Discussion on: Regex was taking 5 days to run. So I built a tool that did it in 15 minutes.

View post

Replies for: But that's because html isn't regular... I don't want to be "that guy", but regular expressions is definitely the lockpick, and this trie-stuff is ...

Whenever you can use re, you should, because it's the absolutely fastest and simplest you can do.

I'll leave this here:

Some people, when confronted with a problem, think "I know, I'll use regular expressions." Now they have two problems.
Jamie Zawinski, 1997

Now, I think this is extremized, and regular expressions do have a place in development (and I also like them a lot in general), but there are very critical aspects to consider:

they have never been standardized, which means regexes in Perl are different from regexes in JavaScript, in C# and so on;
moreover, regex engines could be starkly different, as they could be either regex- or text-directed;
they're hard to read, so hard that instead of fixing a complex regular expression one could save time and headaches by rewriting them from scratch;
they're hard to use too, because there are quirks and gotchas that, if not treated correctly, could lead to disastrous performances;
they're also immensely harder to debug, because you can't run step-by-step their execution: they're basically atomic statements.

There a lot of cases where you can use regular expressions, but a lot less where you should use them. I'll also leave this:

Programs must be written for people to read, and only incidentally for machines to execute
Harold Abelson, 1984

(Now that's another hyperbole, but the point is that we have to maintain the code we write, so it's better to make out life easier.)

It's just that many re libraries out there are pretty slow and unintuitive to use...

And that's indeed another aspect to consider: many regex engines are slow to boot but we have to deal with that, because we simply just have no alternatives. And also have awkward APIs, too.

So, should we use them anyway, you say?

Daniel Beecham • Dec 12 '17

Sure, that quote is fun, but it doesn't carry a very strong point.

they have never been standardized, which means regexes in Perl are different from regexes in JavaScript, in C# and so on;

The language and what you can do with it is standardized - unions, differences, kleene stars and so on. The rest is just syntax.
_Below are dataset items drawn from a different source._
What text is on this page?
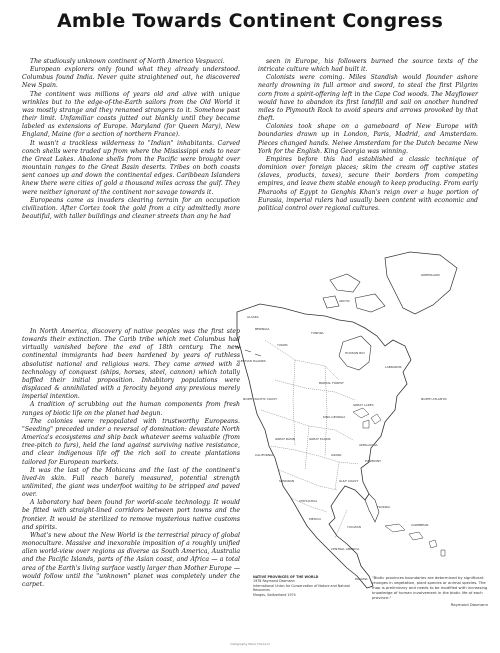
Amble Towards Continent Congress

The studiously unknown continent of North Americo Vespucci.

European explorers only found what they already understood. Columbus found India. Never quite straightened out, he discovered New Spain.

The continent was millions of years old and alive with unique wrinkles but to the edge-of-the-Earth sailors from the Old World it was mostly strange and they renamed strangers to it. Somehow past their limit. Unfamiliar coasts jutted out blankly until they became labeled as extensions of Europe. Maryland (for Queen Mary), New England, Maine (for a section of northern France).

It wasn't a trackless wilderness to "Indian" inhabitants. Carved conch shells were traded up from where the Mississippi ends to near the Great Lakes. Abalone shells from the Pacific were brought over mountain ranges to the Great Basin deserts. Tribes on both coasts sent canoes up and down the continental edges. Caribbean Islanders knew there were cities of gold a thousand miles across the gulf. They were neither ignorant of the continent nor savage towards it.

Europeans came as invaders clearing terrain for an occupation civilization. After Cortez took the gold from a city admittedly more beautiful, with taller buildings and cleaner streets than any he had

seen in Europe, his followers burned the source texts of the intricate culture which had built it.

Colonists were coming. Miles Standish would flounder ashore nearly drowning in full armor and sword, to steal the first Pilgrim corn from a spirit-offering left in the Cape Cod woods. The Mayflower would have to abandon its first landfill and sail on another hundred miles to Plymouth Rock to avoid spears and arrows provoked by that theft.

Colonies took shape on a gameboard of New Europe with boundaries drawn up in London, Paris, Madrid, and Amsterdam. Pieces changed hands. Neiwe Amsterdam for the Dutch became New York for the English. King Georgia was winning.

Empires before this had established a classic technique of dominion over foreign places; skim the cream off captive states (slaves, products, taxes), secure their borders from competing empires, and leave them stable enough to keep producing. From early Pharaohs of Egypt to Genghis Khan's reign over a huge portion of Eurasia, imperial rulers had usually been content with economic and political control over regional cultures.

In North America, discovery of native peoples was the first step towards their extinction. The Carib tribe which met Columbus had virtually vanished before the end of 18th century. The new continental immigrants had been hardened by years of ruthless absolutist national and religious wars. They came armed with a technology of conquest (ships, horses, steel, cannon) which totally baffled their initial proposition. Inhabitory populations were displaced & annihilated with a ferocity beyond any previous merely imperial intention.

A tradition of scrubbing out the human components from fresh ranges of biotic life on the planet had begun.

The colonies were repopulated with trustworthy Europeans. "Seeding" preceded under a reversal of domination: devastate North America's ecosystems and ship back whatever seems valuable (from tree-pitch to furs), held the land against surviving native resistance, and clear indigenous life off the rich soil to create plantations tailored for European markets.

It was the last of the Mohicans and the last of the continent's lived-in skin. Full reach barely measured, potential strength unlimited, the giant was underfoot waiting to be stripped and paved over.

A laboratory had been found for world-scale technology. It would be fitted with straight-lined corridors between port towns and the frontier. It would be sterilized to remove mysterious native customs and spirits.

What's new about the New World is the terrestrial piracy of global monoculture. Massive and inexorable imposition of a roughly unified alien world-view over regions as diverse as South America, Australia and the Pacific Islands, parts of the Asian coast, and Africa — a total area of the Earth's living surface vastly larger than Mother Europe — would follow until the "unknown" planet was completely under the carpet.

GREENLAND
ALASKA
ALEUTIAN ISLANDS
BERINGIA
YUKON
ARCTIC
TUNDRA
HUDSON BAY
LABRADOR
NORTH ATLANTIC
BOREAL FOREST
NORTH PACIFIC COAST
GREAT LAKES
KING GEORGIA
GREAT PLAINS
GREAT BASIN
CALIFORNIA
SONORAN
OZARK
APPALACHIA
PIEDMONT
GULF COAST
FLORIDA
CHIHUAHUA
MEXICO
CARIBBEAN
YUCATAN
CENTRAL AMERICA
PANAMA
NATIVE PROVINCES OF THE WORLD
1978 Raymond Dasmann
International Union for Conservation of Nature and Natural Resources
Morges, Switzerland 1974
"Biotic provinces boundaries are determined by significant changes in vegetation, plant species or animal species. The map is preliminary and needs to be modified with increasing knowledge of human involvement in the biotic life of each province."
Raymond Dasmann
Calligraphy Marci Hocks D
moreover, regex engines could be starkly different, as they could be either regex- or text-directed;

A well designed regex engine is a finite automata. That's it.

they're hard to read, so hard that instead of fixing a complex regular expression one could save time and headaches by rewriting them from scratch;

I don't think this is too hard to read.

they're hard to use too, because there are quirks and gotchas that, if not treated correctly, could lead to disastrous performances;

Maybe.

they're also immensely harder to debug, because you can't run step-by-step their execution: they're basically atomic statements.

Of course you can step-by-step a RE. It's just a finite automata; just step though it.

And that's indeed another aspect to consider: many regex engines are slow to boot but we have to deal with that, because we simply just have no alternatives. And also have awkward APIs, too.

But we do have alternatives. Ragel, as mentioned above, is a really good one. re2 for python is supposedly good. The rust regex is good. Alex is also pretty good.

Massimo Artizzu • Dec 12 '17

The language and what you can do with it is standardized - unions, differences, kleene stars and so on. The rest is just syntax.

Not so easy. The point is that you can't transpose a regular expression from a different language without any second thinking. It means that regular expressions are another layer of programming language that you have to take into consideration.

A well designed regex engine is a finite automata. That's it.

A computer doesn't care what a regex is. You shouldn't either, as it doesn't make any difference. The implementation can be very different and something that should be cared about.

I don't think this is too hard to read.

That's not a regular expression: it's a list of definitions used by a regex engine.

Of course you can step-by-step a RE. It's just a finite automata; just step though it.

Only if you have a library that replicate a regex engine. In many languages, you just use the regular expression engine that's natively implemented, because any non-native solution is usually several orders of magnitude slower, it's basically a reinvented wheel, and it just adds another dependency to the project.

If it's slower and takes additional configuration, the "fastest and simplest you can do" part simply disappears.

But we do have alternatives.

In some languages maybe they're worth considering. But nobody uses a custom regex engine in JavaScript, or in PHP, or in Python, except for very limited cases.